Silence is also an act of disloyalty to the baby in the manger.
We live in an increasingly hostile world that is becoming ever more adversarial toward anyone who bears witness to the truth. In the angelic conflict surrounding the birth of Jesus, the dragon and his allies were the very definition of adversarial, and they were actively opposed to the truth (cf. Jesus many comments about the character of Satan). But the angels persisted in the face of Satanic resistance and for a very particular reason.

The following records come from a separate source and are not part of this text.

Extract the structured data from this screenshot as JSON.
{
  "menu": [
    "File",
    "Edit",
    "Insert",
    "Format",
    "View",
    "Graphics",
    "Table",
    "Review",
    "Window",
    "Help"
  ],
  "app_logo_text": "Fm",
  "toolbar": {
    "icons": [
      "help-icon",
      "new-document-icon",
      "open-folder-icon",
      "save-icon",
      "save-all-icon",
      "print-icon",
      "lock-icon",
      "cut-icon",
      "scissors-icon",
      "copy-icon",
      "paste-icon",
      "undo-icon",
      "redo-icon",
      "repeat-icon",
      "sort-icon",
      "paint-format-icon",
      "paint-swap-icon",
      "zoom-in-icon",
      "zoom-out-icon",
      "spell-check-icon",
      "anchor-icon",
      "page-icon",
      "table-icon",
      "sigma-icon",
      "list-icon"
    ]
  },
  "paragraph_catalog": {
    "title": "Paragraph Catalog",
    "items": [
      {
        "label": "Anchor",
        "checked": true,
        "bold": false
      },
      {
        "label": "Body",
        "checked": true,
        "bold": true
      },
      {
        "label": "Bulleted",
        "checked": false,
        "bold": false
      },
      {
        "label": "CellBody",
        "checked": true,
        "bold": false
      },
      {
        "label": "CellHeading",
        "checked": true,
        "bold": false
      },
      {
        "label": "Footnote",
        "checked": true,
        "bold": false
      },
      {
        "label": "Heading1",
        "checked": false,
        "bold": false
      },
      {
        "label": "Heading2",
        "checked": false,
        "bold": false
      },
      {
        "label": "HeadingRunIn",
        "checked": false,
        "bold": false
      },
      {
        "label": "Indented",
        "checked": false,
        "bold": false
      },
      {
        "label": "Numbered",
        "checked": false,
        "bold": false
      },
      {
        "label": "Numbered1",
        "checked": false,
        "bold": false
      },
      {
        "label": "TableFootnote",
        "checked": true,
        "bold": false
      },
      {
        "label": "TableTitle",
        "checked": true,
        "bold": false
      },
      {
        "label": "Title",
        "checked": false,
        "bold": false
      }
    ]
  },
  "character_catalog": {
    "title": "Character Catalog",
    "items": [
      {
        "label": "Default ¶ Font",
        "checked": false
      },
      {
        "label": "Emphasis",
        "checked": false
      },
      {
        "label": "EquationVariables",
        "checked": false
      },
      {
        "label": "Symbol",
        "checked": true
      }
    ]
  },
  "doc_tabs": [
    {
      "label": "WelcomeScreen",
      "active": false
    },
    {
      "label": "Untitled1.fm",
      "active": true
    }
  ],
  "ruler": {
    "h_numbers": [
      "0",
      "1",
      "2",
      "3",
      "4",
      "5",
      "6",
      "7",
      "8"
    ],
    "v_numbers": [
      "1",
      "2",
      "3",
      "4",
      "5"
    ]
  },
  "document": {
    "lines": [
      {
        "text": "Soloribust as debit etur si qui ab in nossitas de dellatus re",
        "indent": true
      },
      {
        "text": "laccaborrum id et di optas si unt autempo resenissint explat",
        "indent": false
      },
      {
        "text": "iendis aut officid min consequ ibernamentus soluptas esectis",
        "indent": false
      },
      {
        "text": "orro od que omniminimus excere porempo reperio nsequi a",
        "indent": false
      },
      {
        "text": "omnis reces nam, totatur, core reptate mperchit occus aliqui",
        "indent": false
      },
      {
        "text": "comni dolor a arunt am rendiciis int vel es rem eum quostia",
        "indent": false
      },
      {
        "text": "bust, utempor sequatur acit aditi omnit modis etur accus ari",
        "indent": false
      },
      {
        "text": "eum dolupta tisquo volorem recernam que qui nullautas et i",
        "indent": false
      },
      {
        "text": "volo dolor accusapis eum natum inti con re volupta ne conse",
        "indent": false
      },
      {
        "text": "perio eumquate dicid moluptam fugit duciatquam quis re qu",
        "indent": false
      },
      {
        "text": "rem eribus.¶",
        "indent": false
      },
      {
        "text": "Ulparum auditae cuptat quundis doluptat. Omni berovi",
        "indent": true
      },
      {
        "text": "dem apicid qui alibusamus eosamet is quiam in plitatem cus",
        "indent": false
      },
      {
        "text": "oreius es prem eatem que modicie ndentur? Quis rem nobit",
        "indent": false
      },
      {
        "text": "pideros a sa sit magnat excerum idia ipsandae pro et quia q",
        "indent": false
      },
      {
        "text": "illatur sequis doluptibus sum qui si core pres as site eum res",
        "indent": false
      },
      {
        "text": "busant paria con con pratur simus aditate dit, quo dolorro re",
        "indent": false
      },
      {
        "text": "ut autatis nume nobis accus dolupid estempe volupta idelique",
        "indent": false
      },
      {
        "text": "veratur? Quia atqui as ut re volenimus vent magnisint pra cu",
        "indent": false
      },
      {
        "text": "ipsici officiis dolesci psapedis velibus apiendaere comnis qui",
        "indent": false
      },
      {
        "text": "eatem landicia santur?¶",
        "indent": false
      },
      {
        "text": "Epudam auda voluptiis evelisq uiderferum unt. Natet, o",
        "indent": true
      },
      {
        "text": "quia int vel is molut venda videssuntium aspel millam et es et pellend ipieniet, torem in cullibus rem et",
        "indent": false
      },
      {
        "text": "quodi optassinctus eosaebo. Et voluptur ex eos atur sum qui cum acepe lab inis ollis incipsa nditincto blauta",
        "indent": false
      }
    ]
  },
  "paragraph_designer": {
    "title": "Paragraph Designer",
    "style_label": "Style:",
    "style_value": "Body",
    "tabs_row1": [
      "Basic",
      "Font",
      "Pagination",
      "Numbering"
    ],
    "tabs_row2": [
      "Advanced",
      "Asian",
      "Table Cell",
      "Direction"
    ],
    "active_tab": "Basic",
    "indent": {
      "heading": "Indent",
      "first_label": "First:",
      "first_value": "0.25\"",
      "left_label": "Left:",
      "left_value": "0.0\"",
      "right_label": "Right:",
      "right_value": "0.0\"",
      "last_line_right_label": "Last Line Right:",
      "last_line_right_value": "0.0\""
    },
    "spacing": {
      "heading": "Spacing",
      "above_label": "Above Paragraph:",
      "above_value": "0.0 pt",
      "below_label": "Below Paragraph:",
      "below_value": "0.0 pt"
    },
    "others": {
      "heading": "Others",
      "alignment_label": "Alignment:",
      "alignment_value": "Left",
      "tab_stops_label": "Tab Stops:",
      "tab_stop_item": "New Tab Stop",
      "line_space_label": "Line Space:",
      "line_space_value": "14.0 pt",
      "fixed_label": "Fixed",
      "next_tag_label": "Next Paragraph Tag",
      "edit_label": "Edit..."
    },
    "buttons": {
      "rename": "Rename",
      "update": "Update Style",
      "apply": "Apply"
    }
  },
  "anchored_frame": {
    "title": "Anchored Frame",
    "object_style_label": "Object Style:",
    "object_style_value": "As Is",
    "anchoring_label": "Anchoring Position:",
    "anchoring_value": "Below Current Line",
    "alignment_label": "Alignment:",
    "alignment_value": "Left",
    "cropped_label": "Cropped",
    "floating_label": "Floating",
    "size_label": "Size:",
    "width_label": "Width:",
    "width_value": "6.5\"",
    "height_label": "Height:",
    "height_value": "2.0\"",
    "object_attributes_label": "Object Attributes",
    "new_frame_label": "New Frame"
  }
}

They did not love their lives so much as to shrink from death.
For the angels who prevailed, their love for their own lives took a back seat to their loyalty toward the child who was at the center of the conflict. It was this ordering of their loves and priorities that enabled them to persist in the face of demonic opposition. Recent events surrounding Covid, and the modern church's response, suggest that some of the church has decided that there are few priorities that take precedence over our own self-preservation. We can debate the merits and failures of all of that and probably should, but for now I just want to observe that it is simply not the case that self-preservation is, or has ever been, the highest good.
In fact, self-preservation turns out to be almost the opposite of the true meaning of Christmas.
So if Christmas is true, there is a dragon loose in the world. We are called to resist. With the blood of the Lamb, we must identify our loyalties openly and speak the words without apology. Our lives and comforts need to take a backseat to the cause of the baby in the manger.
If Christmas is true, courage may be required.